There are unarguably few more prominent figures in the world of folk, roots and americana than Rhiannon Giddens. Twenty or so minutes into tonight’s Union Chapel gig, Giddens can only take a step back to accept the crowd’s heartfelt applause upon the acknowledgment of her just recently announced Pulitzer Prize for Music Award (co-winner with Michael Abels for their opera ‘Omar’). She may not have even made that particular affirmation were it not for the interjection of her partner and musical accompanist Francesco Turrisi who noted “Oh, and we should also mention the Pulitzer.” All of which had already followed a round of previously hefty audience laudation in acknowledgment of her 2022 Grammy award for best folk album. One assumes that newly found mantelpiece spacing or additional shelving at the Giddens’ Limerick residence may be soon required.
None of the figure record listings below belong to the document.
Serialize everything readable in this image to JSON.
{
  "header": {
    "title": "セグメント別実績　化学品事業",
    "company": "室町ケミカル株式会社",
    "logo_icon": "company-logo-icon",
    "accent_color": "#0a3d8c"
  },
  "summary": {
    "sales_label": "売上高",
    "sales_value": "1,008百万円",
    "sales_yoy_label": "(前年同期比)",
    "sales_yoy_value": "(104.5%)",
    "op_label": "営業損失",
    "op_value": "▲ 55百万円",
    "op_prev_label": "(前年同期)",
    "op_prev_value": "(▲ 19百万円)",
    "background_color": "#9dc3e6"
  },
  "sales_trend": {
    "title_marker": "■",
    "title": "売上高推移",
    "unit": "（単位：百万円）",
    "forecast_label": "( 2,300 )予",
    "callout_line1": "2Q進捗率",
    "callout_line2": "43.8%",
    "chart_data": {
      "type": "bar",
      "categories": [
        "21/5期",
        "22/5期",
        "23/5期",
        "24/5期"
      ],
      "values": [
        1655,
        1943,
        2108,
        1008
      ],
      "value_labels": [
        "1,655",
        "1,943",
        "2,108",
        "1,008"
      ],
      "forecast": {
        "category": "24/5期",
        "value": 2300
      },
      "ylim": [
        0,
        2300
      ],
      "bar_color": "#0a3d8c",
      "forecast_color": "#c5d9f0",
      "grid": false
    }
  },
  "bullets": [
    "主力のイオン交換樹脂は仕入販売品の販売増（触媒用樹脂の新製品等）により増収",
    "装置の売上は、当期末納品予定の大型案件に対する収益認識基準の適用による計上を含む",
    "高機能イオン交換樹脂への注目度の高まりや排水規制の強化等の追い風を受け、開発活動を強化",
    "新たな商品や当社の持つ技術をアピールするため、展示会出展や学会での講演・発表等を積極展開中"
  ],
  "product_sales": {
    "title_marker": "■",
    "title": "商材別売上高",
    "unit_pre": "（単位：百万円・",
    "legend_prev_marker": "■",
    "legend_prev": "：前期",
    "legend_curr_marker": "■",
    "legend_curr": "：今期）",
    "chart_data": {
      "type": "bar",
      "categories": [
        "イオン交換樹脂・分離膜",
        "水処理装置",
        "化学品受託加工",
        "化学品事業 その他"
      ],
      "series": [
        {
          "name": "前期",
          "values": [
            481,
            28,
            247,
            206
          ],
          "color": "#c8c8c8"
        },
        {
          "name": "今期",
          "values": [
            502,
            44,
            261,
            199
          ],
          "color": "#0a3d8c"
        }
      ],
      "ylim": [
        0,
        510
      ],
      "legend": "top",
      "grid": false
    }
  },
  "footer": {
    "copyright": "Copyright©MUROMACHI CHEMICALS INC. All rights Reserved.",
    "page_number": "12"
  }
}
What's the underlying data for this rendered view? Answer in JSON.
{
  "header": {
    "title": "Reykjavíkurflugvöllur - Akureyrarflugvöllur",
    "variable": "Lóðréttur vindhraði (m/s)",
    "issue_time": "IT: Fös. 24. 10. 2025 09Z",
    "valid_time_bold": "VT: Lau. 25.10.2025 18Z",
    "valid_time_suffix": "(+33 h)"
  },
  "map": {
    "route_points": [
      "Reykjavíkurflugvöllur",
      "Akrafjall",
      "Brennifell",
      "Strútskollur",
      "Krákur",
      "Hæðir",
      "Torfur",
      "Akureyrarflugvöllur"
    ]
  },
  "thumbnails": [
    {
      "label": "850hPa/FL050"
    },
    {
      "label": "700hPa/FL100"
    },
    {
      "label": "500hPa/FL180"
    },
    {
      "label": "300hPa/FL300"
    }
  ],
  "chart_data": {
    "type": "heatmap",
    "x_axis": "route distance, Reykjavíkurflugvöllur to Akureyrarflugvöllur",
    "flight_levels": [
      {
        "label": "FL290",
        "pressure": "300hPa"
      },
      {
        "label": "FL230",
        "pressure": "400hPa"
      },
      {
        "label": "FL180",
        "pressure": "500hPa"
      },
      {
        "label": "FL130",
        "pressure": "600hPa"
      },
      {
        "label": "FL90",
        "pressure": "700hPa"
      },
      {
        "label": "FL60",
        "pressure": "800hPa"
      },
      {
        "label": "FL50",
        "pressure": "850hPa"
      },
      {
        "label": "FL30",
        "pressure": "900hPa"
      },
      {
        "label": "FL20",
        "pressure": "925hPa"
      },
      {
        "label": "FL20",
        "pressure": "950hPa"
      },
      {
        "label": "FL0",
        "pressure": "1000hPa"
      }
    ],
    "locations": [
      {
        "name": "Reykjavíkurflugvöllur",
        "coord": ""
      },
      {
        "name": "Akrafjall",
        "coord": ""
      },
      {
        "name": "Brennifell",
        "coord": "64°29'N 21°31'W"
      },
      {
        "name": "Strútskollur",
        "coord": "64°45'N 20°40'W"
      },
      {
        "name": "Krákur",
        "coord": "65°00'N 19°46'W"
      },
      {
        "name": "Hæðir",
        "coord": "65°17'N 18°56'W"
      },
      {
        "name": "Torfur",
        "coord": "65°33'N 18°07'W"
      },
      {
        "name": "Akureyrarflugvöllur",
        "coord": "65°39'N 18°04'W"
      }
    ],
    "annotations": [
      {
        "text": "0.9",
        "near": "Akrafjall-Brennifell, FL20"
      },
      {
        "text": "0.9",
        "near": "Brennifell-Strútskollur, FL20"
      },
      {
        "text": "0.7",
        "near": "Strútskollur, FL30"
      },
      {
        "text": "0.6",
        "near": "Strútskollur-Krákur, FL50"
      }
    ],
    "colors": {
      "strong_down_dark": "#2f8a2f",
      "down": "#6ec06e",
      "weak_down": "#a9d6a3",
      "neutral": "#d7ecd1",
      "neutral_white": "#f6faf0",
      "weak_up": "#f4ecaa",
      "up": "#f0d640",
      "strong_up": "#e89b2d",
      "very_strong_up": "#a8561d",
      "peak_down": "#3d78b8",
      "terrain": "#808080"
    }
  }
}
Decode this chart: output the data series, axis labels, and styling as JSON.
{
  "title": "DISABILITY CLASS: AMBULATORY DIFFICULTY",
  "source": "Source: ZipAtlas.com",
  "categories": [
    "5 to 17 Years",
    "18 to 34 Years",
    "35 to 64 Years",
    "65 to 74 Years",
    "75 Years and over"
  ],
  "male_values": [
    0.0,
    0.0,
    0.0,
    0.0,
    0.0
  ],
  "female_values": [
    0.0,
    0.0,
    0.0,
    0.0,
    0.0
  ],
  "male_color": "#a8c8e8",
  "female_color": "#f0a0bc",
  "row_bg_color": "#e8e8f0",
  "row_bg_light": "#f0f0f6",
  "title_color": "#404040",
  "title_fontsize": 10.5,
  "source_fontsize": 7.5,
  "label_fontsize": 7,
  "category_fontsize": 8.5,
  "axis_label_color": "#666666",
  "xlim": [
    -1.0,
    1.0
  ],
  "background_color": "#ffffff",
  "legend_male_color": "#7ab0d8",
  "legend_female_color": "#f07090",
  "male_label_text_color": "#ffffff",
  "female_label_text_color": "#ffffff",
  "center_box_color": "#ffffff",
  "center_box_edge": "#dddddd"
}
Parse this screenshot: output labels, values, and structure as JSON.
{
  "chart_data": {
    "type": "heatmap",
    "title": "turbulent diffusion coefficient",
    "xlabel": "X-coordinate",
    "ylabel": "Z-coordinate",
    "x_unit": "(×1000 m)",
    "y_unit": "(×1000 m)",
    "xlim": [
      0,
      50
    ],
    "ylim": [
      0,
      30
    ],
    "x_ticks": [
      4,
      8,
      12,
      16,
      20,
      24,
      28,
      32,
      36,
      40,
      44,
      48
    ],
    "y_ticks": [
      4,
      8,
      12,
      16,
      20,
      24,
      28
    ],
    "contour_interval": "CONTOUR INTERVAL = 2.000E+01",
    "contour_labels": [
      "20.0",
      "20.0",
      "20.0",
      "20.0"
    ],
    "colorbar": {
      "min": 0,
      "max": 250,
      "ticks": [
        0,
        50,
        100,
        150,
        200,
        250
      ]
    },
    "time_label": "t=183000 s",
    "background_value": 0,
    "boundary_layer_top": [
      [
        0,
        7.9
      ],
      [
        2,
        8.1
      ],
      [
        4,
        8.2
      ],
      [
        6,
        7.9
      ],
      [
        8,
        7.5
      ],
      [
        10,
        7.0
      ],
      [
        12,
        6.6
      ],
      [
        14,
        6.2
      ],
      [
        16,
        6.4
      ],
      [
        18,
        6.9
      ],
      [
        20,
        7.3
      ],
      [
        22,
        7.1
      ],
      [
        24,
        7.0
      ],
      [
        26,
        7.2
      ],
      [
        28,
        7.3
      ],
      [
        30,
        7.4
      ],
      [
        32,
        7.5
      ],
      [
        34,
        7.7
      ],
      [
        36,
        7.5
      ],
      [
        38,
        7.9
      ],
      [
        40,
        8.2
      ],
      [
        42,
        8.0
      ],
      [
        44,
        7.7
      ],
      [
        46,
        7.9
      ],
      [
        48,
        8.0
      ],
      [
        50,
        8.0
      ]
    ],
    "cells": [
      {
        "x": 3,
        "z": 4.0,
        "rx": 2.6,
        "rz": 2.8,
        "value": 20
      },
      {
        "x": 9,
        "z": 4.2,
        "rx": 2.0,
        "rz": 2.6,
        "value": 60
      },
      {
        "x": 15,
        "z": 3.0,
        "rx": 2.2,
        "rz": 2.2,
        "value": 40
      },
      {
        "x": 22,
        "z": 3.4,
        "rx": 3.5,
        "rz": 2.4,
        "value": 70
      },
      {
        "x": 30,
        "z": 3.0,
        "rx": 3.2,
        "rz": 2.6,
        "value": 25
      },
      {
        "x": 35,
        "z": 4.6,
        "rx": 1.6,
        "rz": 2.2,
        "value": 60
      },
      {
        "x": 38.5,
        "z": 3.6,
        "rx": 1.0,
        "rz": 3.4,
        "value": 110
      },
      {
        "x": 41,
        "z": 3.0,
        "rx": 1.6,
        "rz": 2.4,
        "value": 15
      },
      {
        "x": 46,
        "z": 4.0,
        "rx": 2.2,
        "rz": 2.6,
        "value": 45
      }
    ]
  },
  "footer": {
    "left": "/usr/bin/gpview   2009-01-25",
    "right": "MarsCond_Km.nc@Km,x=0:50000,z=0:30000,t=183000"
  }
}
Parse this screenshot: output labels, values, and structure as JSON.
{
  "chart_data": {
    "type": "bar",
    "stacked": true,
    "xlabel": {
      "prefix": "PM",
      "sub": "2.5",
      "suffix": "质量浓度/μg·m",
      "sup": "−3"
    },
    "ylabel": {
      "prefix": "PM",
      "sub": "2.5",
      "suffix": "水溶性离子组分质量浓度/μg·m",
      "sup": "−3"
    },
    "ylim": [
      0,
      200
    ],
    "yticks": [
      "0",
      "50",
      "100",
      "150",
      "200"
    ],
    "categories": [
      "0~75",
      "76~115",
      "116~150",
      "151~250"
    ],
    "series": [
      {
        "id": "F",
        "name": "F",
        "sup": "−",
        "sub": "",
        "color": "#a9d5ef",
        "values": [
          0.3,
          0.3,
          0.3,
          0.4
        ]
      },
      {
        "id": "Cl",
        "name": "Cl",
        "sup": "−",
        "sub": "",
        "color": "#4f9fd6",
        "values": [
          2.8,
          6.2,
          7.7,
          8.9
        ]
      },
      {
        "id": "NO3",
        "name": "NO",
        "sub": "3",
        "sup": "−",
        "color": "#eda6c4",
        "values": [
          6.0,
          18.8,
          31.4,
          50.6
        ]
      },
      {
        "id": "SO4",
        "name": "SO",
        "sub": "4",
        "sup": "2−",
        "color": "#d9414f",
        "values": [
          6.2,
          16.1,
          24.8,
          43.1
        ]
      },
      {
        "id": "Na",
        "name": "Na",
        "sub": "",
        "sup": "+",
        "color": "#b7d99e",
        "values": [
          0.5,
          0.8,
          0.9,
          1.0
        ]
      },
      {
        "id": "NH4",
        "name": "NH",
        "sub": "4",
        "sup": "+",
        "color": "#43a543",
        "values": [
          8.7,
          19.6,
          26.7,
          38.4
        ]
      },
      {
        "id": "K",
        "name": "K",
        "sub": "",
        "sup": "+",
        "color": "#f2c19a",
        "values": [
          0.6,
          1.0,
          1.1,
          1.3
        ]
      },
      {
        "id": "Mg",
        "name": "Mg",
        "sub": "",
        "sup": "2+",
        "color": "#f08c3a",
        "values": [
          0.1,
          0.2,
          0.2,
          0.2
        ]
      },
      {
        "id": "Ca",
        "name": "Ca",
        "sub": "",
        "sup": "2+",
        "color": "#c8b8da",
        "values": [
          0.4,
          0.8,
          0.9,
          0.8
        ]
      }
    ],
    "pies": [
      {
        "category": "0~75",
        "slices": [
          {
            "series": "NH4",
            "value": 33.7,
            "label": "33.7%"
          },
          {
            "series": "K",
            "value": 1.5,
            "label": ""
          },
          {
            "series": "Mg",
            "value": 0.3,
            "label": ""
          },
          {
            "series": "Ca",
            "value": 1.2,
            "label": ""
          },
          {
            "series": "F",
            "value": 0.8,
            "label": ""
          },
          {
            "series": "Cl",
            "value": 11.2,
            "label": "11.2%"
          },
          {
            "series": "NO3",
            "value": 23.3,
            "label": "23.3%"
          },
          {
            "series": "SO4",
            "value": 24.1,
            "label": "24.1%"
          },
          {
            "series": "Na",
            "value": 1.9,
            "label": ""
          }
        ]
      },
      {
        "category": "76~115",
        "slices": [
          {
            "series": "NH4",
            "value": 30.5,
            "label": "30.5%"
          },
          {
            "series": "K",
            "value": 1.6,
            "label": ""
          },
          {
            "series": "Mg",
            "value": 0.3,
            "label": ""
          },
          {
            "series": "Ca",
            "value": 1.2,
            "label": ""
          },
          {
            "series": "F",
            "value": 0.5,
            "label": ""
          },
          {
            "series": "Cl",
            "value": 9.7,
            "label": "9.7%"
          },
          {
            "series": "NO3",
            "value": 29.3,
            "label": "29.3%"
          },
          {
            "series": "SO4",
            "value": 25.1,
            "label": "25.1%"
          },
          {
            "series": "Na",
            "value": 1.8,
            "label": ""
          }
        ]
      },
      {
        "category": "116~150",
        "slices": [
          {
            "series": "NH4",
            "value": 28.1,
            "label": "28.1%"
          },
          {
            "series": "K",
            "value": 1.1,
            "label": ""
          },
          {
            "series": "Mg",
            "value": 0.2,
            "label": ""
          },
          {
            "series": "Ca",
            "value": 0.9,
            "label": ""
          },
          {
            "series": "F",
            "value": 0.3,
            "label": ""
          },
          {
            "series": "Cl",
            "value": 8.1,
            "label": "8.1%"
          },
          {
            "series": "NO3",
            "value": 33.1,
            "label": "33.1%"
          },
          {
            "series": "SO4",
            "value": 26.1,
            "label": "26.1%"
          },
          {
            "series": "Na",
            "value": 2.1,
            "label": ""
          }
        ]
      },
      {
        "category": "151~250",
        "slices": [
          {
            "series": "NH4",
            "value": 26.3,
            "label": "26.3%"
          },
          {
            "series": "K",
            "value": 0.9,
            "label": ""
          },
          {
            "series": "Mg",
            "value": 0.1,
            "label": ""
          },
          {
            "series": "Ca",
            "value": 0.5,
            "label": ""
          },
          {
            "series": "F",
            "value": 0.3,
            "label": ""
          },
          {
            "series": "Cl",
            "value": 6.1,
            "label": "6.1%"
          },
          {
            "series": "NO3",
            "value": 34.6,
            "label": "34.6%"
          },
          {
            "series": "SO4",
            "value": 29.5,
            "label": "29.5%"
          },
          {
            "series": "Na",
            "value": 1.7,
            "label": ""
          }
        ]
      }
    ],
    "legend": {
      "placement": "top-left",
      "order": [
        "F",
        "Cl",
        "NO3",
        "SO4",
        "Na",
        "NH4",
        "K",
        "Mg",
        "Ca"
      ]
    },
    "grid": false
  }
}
Giddens and Turrisi appear to be in high spirits. During a Little Hat Jones cover, ‘Bye Bye Baby Blues’, Giddens simply vocally mimics a trumpet’s ‘way wah’. Despite their dual musical ambidexterity and excellence there’s plainly limits to even this two pieced ensemble’s talents. After a ballet inspired piece (more of which below) Giddens jests the crowd to “Please, just imagine there’s some dancers,” and although her fiddle playing throughout the night seems close to perfect, she humorously relates a tale of being admonished by an audience member’s post after a recent Aberdeen gig for incorrect bowing where a particular Shetland fiddle piece is concerned – tut tut Ms Giddens. The crowd are also treated to a slightly sassy sounding preview from her new album ‘You’re The One’ due for release in August.
Like many an artist, Giddens wouldn’t wish to be tied down to just one thing, but you feel that her major musical raison d’etre is as a conduit linking the multicultural future of roots music with the prominent but under told, black history of its past. As she states herself mid concert “It’s important to connect the past to present”. The aforementioned ballet number ‘Lucy Negro Redux’ sets intricate balladry to Caroline Randall Williams’ poetry suggesting a what if Shakespeare’s ‘Dark Lady Sonnets’ may have actually been based on a black woman? During a cover of Ethel Waters’ ‘Underneath our Harlem Moon’ Giddens lays tribute to Waters’ clever song writing subtlety that provoked a subliminal social challenging and eventual change during 1920’s American ‘minstrel music’ times. Giddens own ‘At The Purchaser’s Option’ emotionally imparts the same phrase once used during the slave trade, appallingly, should the child of the “purchased” slave be required or not. On ‘I Shall Not Be Moved’ the Union Chapel’s congregation has a chance to provide a gentle, but poignant vocal accompaniment to Giddens’s banjo picking and Turrisi’s accordion hum.
To bring the main set to a close Giddens covered Paul Simon’s ‘American Tune’. Simon himself had last year personally requested she join him on a televised special to play this very song, even adjusting the lyrics of the fifty year old Nixon era number to suit more modern times and a more modern singer’s views. Understandably Giddens seems overwhelmed to be hand-picked by one of America’s finest songwriters, but she need not be. Simon, you can’t help but think, would be in equal awe of her.